NetApp and Data Domain are both enterprise-level dedupe vendors who use similar hash functions to find unique strings of bits. Check out their whitepapers. Short answer: not in a million years (and there are further checks in case the hash alg somehow failed.)

atamyrat · on Nov 2, 2009

Compress the folder with your favorite zip program and the compression ratio would be very good approximation of performance gain you will get out of zfs dedup.

Web archiving is another application that can benefit from this. You can crawl the same website 10 times a day and just store all of the files as it is.

bensummers · on Nov 2, 2009

Compression works inside relatively short chunks of the files, compared to huge amounts of storage. Plus if you use zip, you're only looking at similarities within individual files. I don't think the results would be useful.

Incidentally, ZFS also has an option to compress the data. You have a choice of a fast but not so wonderful algorithm, or gzip level 1 to 9. Since de dupe is at the block level, I believe you can combine the two.

atamyrat · on Nov 2, 2009

Why it wouldn't be useful?

While it might be true for some compression formats/programs, it is not the case for .tar.*, as the directory is archived to the single file first (tar), and then compressed. So if you have similarities within 2 different files, that will be exploited.

I think to make something work for "large blocks" that already does a good job for "small chunks" is just finding the right values for parameters of compression algorithm used.

bensummers · on Nov 2, 2009

It's not a useful measure because it's not the same thing at all. Dedup only works if the block is aligned to a ZFS block size. Compression will find blocks which have no particular alignment.

atamyrat · on Nov 2, 2009

If they were same thing, you'd get the exact result, but not an approximation.

tar.x will compress chunks of data that is smaller than zfs block size. ZFS dedup + ZFS compression will compress them as well, so what's the problem?

patrickgzill · on Nov 3, 2009

I don't think you understand how dedupe works for cases where it is a benefit.

Imagine you have 10 VMware virtual machines, and all the VM files are stored on a ZFS server with dedupe support.

Let's say that the base install image is 2GB in size of OS, GUI, Java libraries, etc.

Non-dedupe scenario means 20GB of storage is used.

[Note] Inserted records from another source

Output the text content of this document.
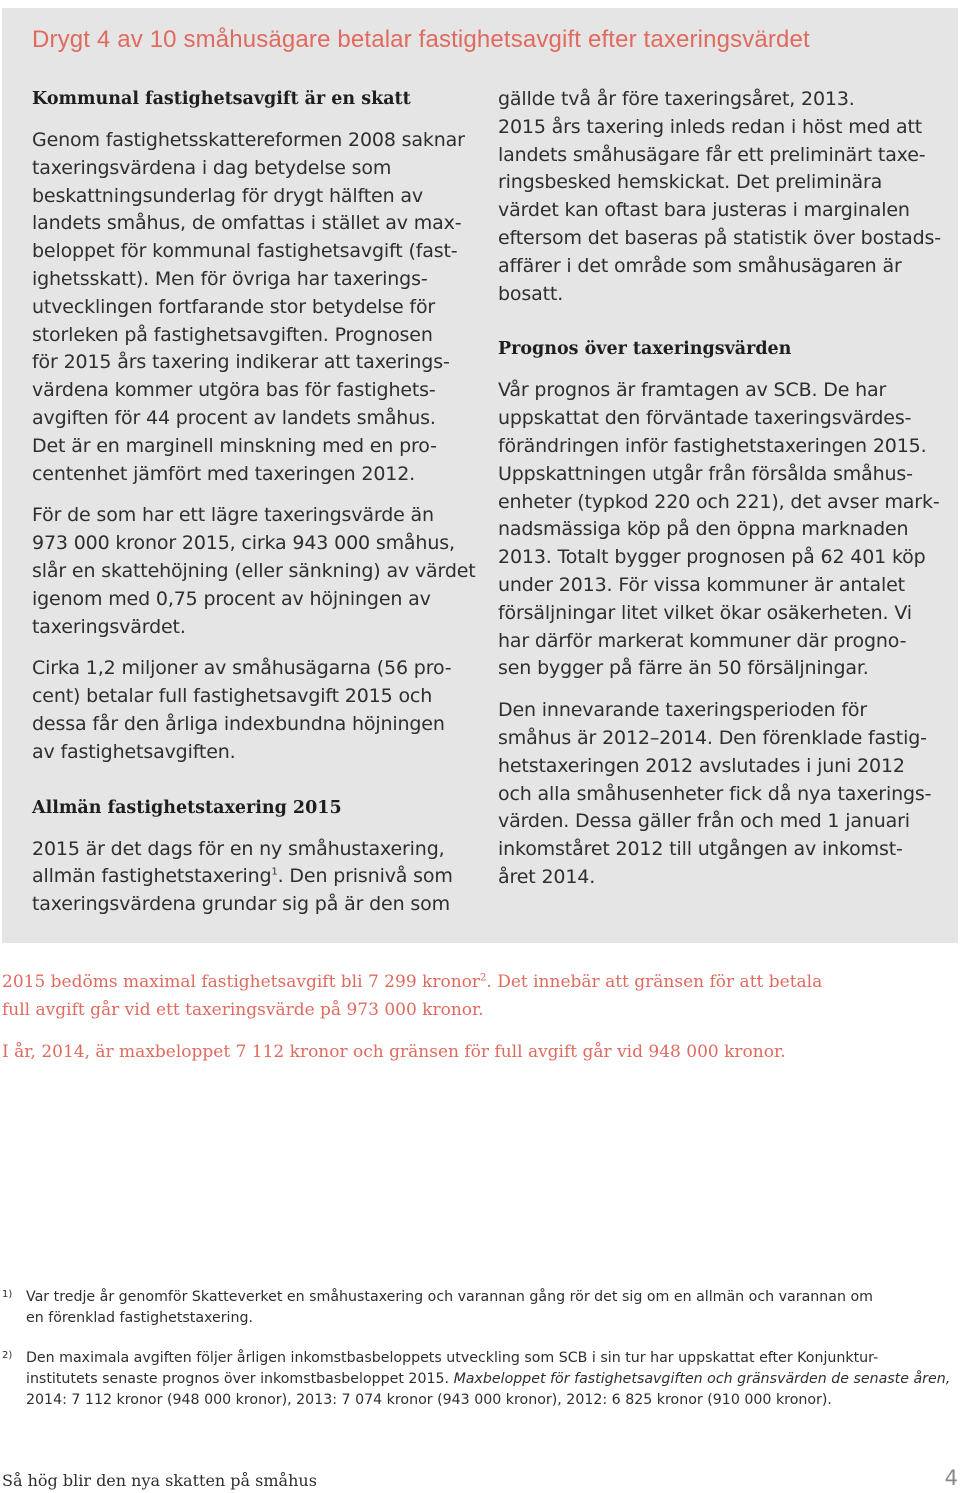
Drygt 4 av 10 småhusägare betalar fastighetsavgift efter taxeringsvärdet
Kommunal fastighetsavgift är en skatt

Genom fastighetsskattereformen 2008 saknar
taxeringsvärdena i dag betydelse som
beskattningsunderlag för drygt hälften av
landets småhus, de omfattas i stället av max-
beloppet för kommunal fastighetsavgift (fast-
ighetsskatt). Men för övriga har taxerings-
utvecklingen fortfarande stor betydelse för
storleken på fastighetsavgiften. Prognosen
för 2015 års taxering indikerar att taxerings-
värdena kommer utgöra bas för fastighets-
avgiften för 44 procent av landets småhus.
Det är en marginell minskning med en pro-
centenhet jämfört med taxeringen 2012.

För de som har ett lägre taxeringsvärde än
973 000 kronor 2015, cirka 943 000 småhus,
slår en skattehöjning (eller sänkning) av värdet
igenom med 0,75 procent av höjningen av
taxeringsvärdet.

Cirka 1,2 miljoner av småhusägarna (56 pro-
cent) betalar full fastighetsavgift 2015 och
dessa får den årliga indexbundna höjningen
av fastighetsavgiften.

Allmän fastighetstaxering 2015

2015 är det dags för en ny småhustaxering,
allmän fastighetstaxering$^1$. Den prisnivå som
taxeringsvärdena grundar sig på är den som

gällde två år före taxeringsåret, 2013.
2015 års taxering inleds redan i höst med att
landets småhusägare får ett preliminärt taxe-
ringsbesked hemskickat. Det preliminära
värdet kan oftast bara justeras i marginalen
eftersom det baseras på statistik över bostads-
affärer i det område som småhusägaren är
bosatt.

Prognos över taxeringsvärden

Vår prognos är framtagen av SCB. De har
uppskattat den förväntade taxeringsvärdes-
förändringen inför fastighetstaxeringen 2015.
Uppskattningen utgår från försålda småhus-
enheter (typkod 220 och 221), det avser mark-
nadsmässiga köp på den öppna marknaden
2013. Totalt bygger prognosen på 62 401 köp
under 2013. För vissa kommuner är antalet
försäljningar litet vilket ökar osäkerheten. Vi
har därför markerat kommuner där progno-
sen bygger på färre än 50 försäljningar.

Den innevarande taxeringsperioden för
småhus är 2012–2014. Den förenklade fastig-
hetstaxeringen 2012 avslutades i juni 2012
och alla småhusenheter fick då nya taxerings-
värden. Dessa gäller från och med 1 januari
inkomståret 2012 till utgången av inkomst-
året 2014.

2015 bedöms maximal fastighetsavgift bli 7 299 kronor$^2$. Det innebär att gränsen för att betala
full avgift går vid ett taxeringsvärde på 973 000 kronor.
I år, 2014, är maxbeloppet 7 112 kronor och gränsen för full avgift går vid 948 000 kronor.
1) Var tredje år genomför Skatteverket en småhustaxering och varannan gång rör det sig om en allmän och varannan om
en förenklad fastighetstaxering.
2) Den maximala avgiften följer årligen inkomstbasbeloppets utveckling som SCB i sin tur har uppskattat efter Konjunktur-
institutets senaste prognos över inkomstbasbeloppet 2015. Maxbeloppet för fastighetsavgiften och gränsvärden de senaste åren,
2014: 7 112 kronor (948 000 kronor), 2013: 7 074 kronor (943 000 kronor), 2012: 6 825 kronor (910 000 kronor).

Så hög blir den nya skatten på småhus	4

Dedupe scenario means maybe, 2.5GB of storage is used due to slight differences in the way the blocks are arranged, etc.

Now you add an 11th VM, same OS, same base setup. Storage goes up by maybe 100MB even though the VM has the same 2GB of files.

Do you see how zipping a file would not show you that effect?

atamyrat · on Nov 3, 2009

note to self: Someone else compared ZFS dedup to compression on Slashdot and it scored 5/Interesting.

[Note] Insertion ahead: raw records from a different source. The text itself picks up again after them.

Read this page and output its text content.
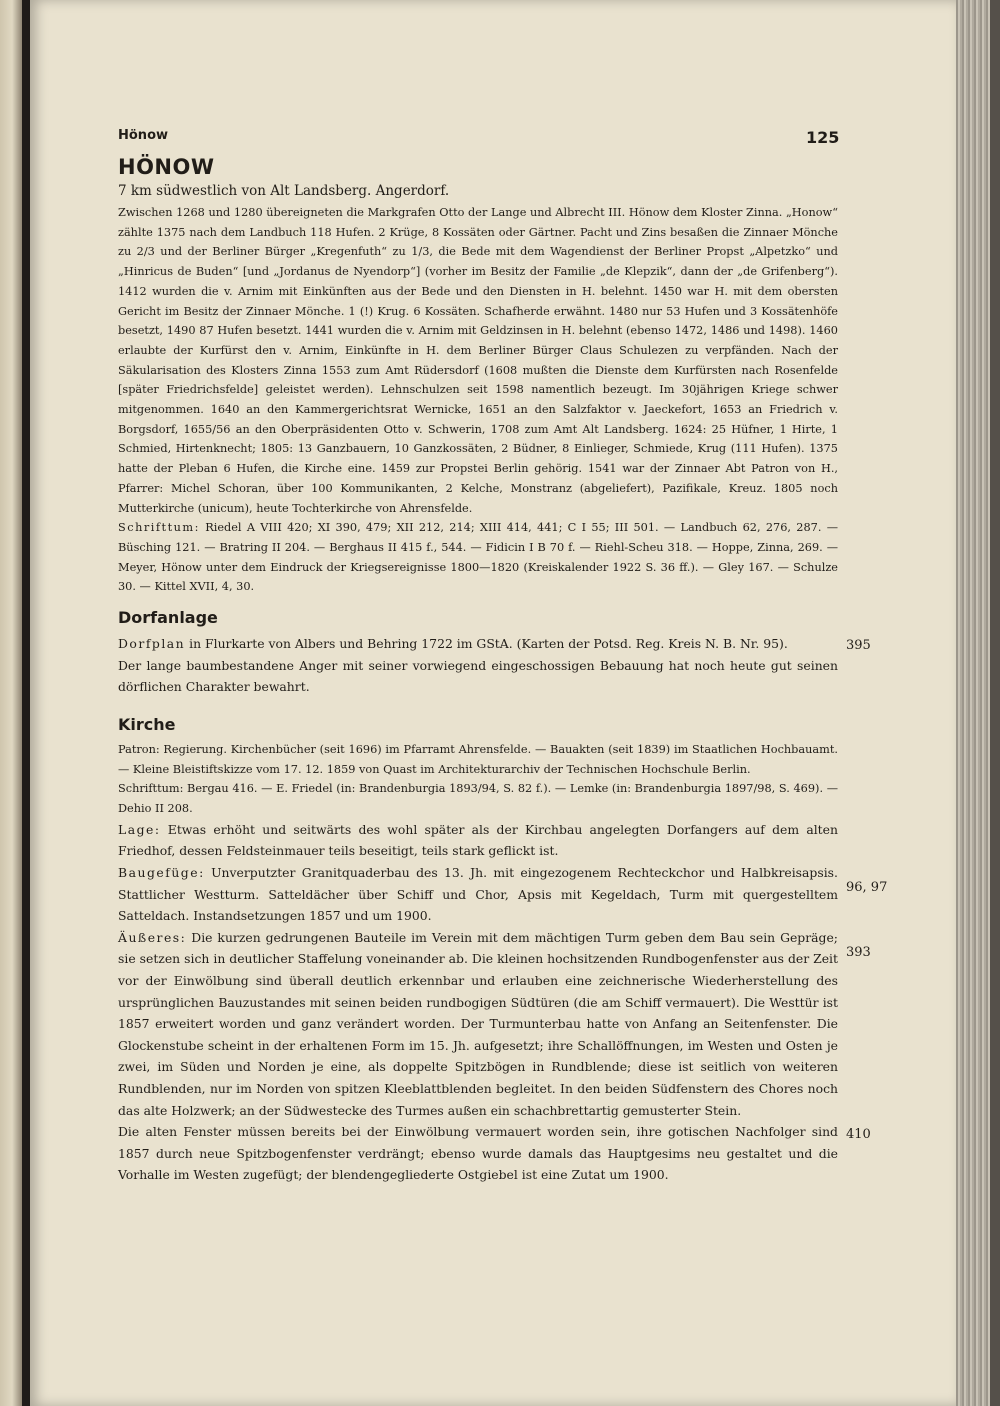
Hönow	125
HÖNOW

7 km südwestlich von Alt Landsberg. Angerdorf.

Zwischen 1268 und 1280 übereigneten die Markgrafen Otto der Lange und Albrecht III. Hönow dem Kloster Zinna. „Honow“ zählte 1375 nach dem Landbuch 118 Hufen. 2 Krüge, 8 Kossäten oder Gärtner. Pacht und Zins besaßen die Zinnaer Mönche zu 2/3 und der Berliner Bürger „Kregenfuth“ zu 1/3, die Bede mit dem Wagendienst der Berliner Propst „Alpetzko“ und „Hinricus de Buden“ [und „Jordanus de Nyendorp“] (vorher im Besitz der Familie „de Klepzik“, dann der „de Grifenberg“). 1412 wurden die v. Arnim mit Einkünften aus der Bede und den Diensten in H. belehnt. 1450 war H. mit dem obersten Gericht im Besitz der Zinnaer Mönche. 1 (!) Krug. 6 Kossäten. Schafherde erwähnt. 1480 nur 53 Hufen und 3 Kossätenhöfe besetzt, 1490 87 Hufen besetzt. 1441 wurden die v. Arnim mit Geldzinsen in H. belehnt (ebenso 1472, 1486 und 1498). 1460 erlaubte der Kurfürst den v. Arnim, Einkünfte in H. dem Berliner Bürger Claus Schulezen zu verpfänden. Nach der Säkularisation des Klosters Zinna 1553 zum Amt Rüdersdorf (1608 mußten die Dienste dem Kurfürsten nach Rosenfelde [später Friedrichsfelde] geleistet werden). Lehnschulzen seit 1598 namentlich bezeugt. Im 30jährigen Kriege schwer mitgenommen. 1640 an den Kammergerichtsrat Wernicke, 1651 an den Salzfaktor v. Jaeckefort, 1653 an Friedrich v. Borgsdorf, 1655/56 an den Oberpräsidenten Otto v. Schwerin, 1708 zum Amt Alt Landsberg. 1624: 25 Hüfner, 1 Hirte, 1 Schmied, Hirtenknecht; 1805: 13 Ganzbauern, 10 Ganzkossäten, 2 Büdner, 8 Einlieger, Schmiede, Krug (111 Hufen). 1375 hatte der Pleban 6 Hufen, die Kirche eine. 1459 zur Propstei Berlin gehörig. 1541 war der Zinnaer Abt Patron von H., Pfarrer: Michel Schoran, über 100 Kommunikanten, 2 Kelche, Monstranz (abgeliefert), Pazifikale, Kreuz. 1805 noch Mutterkirche (unicum), heute Tochterkirche von Ahrensfelde.

Schrifttum: Riedel A VIII 420; XI 390, 479; XII 212, 214; XIII 414, 441; C I 55; III 501. — Landbuch 62, 276, 287. — Büsching 121. — Bratring II 204. — Berghaus II 415 f., 544. — Fidicin I B 70 f. — Riehl-Scheu 318. — Hoppe, Zinna, 269. — Meyer, Hönow unter dem Eindruck der Kriegsereignisse 1800—1820 (Kreiskalender 1922 S. 36 ff.). — Gley 167. — Schulze 30. — Kittel XVII, 4, 30.

Dorfanlage

Dorfplan in Flurkarte von Albers und Behring 1722 im GStA. (Karten der Potsd. Reg. Kreis N. B. Nr. 95).

Der lange baumbestandene Anger mit seiner vorwiegend eingeschossigen Bebauung hat noch heute gut seinen dörflichen Charakter bewahrt.

395
Kirche

Patron: Regierung. Kirchenbücher (seit 1696) im Pfarramt Ahrensfelde. — Bauakten (seit 1839) im Staatlichen Hochbauamt. — Kleine Bleistiftskizze vom 17. 12. 1859 von Quast im Architekturarchiv der Technischen Hochschule Berlin.

Schrifttum: Bergau 416. — E. Friedel (in: Brandenburgia 1893/94, S. 82 f.). — Lemke (in: Brandenburgia 1897/98, S. 469). — Dehio II 208.

Lage: Etwas erhöht und seitwärts des wohl später als der Kirchbau angelegten Dorfangers auf dem alten Friedhof, dessen Feldsteinmauer teils beseitigt, teils stark geflickt ist.

Baugefüge: Unverputzter Granitquaderbau des 13. Jh. mit eingezogenem Rechteckchor und Halbkreisapsis. Stattlicher Westturm. Satteldächer über Schiff und Chor, Apsis mit Kegeldach, Turm mit quergestelltem Satteldach. Instandsetzungen 1857 und um 1900.

Äußeres: Die kurzen gedrungenen Bauteile im Verein mit dem mächtigen Turm geben dem Bau sein Gepräge; sie setzen sich in deutlicher Staffelung voneinander ab. Die kleinen hochsitzenden Rundbogenfenster aus der Zeit vor der Einwölbung sind überall deutlich erkennbar und erlauben eine zeichnerische Wiederherstellung des ursprünglichen Bauzustandes mit seinen beiden rundbogigen Südtüren (die am Schiff vermauert). Die Westtür ist 1857 erweitert worden und ganz verändert worden. Der Turmunterbau hatte von Anfang an Seitenfenster. Die Glockenstube scheint in der erhaltenen Form im 15. Jh. aufgesetzt; ihre Schallöffnungen, im Westen und Osten je zwei, im Süden und Norden je eine, als doppelte Spitzbögen in Rundblende; diese ist seitlich von weiteren Rundblenden, nur im Norden von spitzen Kleeblattblenden begleitet. In den beiden Südfenstern des Chores noch das alte Holzwerk; an der Südwestecke des Turmes außen ein schachbrettartig gemusterter Stein.

Die alten Fenster müssen bereits bei der Einwölbung vermauert worden sein, ihre gotischen Nachfolger sind 1857 durch neue Spitzbogenfenster verdrängt; ebenso wurde damals das Hauptgesims neu gestaltet und die Vorhalle im Westen zugefügt; der blendengegliederte Ostgiebel ist eine Zutat um 1900.

96, 97
393
410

On HN, it is downvoted and reply with technically wrong claim gets 4 points.

rbanffy · on Nov 2, 2009

Let me guess: SPARC CPUs are very fast in creating SHA256 hashes, right?

And, BTW, I am in no means implying this is bad. Quite the contrary - I would love to have an inexpensive SPARC-based desktop. If it existed.

wmf · on Nov 2, 2009

I suspect they chose SHA256 because it's the best hash, not because it advantages their hardware. But yeah, Niagara 2 is pretty smokin for crypto: http://blogs.sun.com/sprack/entry/ultrasparc_t2_crypto_perfo...

Andys · on Nov 3, 2009

New Intel CPUs now have a CRC32 instruction, which I am hoping Sun engineers will take advantage of soon and add as a choice for ZFS.

Hoff · on Nov 3, 2009

VAX had a CRC instruction.

While it might seem flippant to compare VAX to x86, it was found (on VAX) that a programmer could potentially get better aggregate performance by avoiding that instruction; that having an instruction doesn't automatically mean that the code is faster.

rbanffy · on Nov 3, 2009

CRC32? Compared to SHA256? Seriously?

Andys · on Nov 3, 2009

I can't bring myself to trust dedupe without verification after every hash match, so I plan to use it with a fast hash algorithm with full verify enabled.

CRC32 is faster than ZFS's default of Fletcher2 and has less frequent collisions.

Andys · on Nov 3, 2009

Many ZFS users already leave compression enabled which uses more CPU time than SHA256 and is still fast enough.

rbanffy · on Nov 2, 2009

Why a -1?! Are x86's faster at that?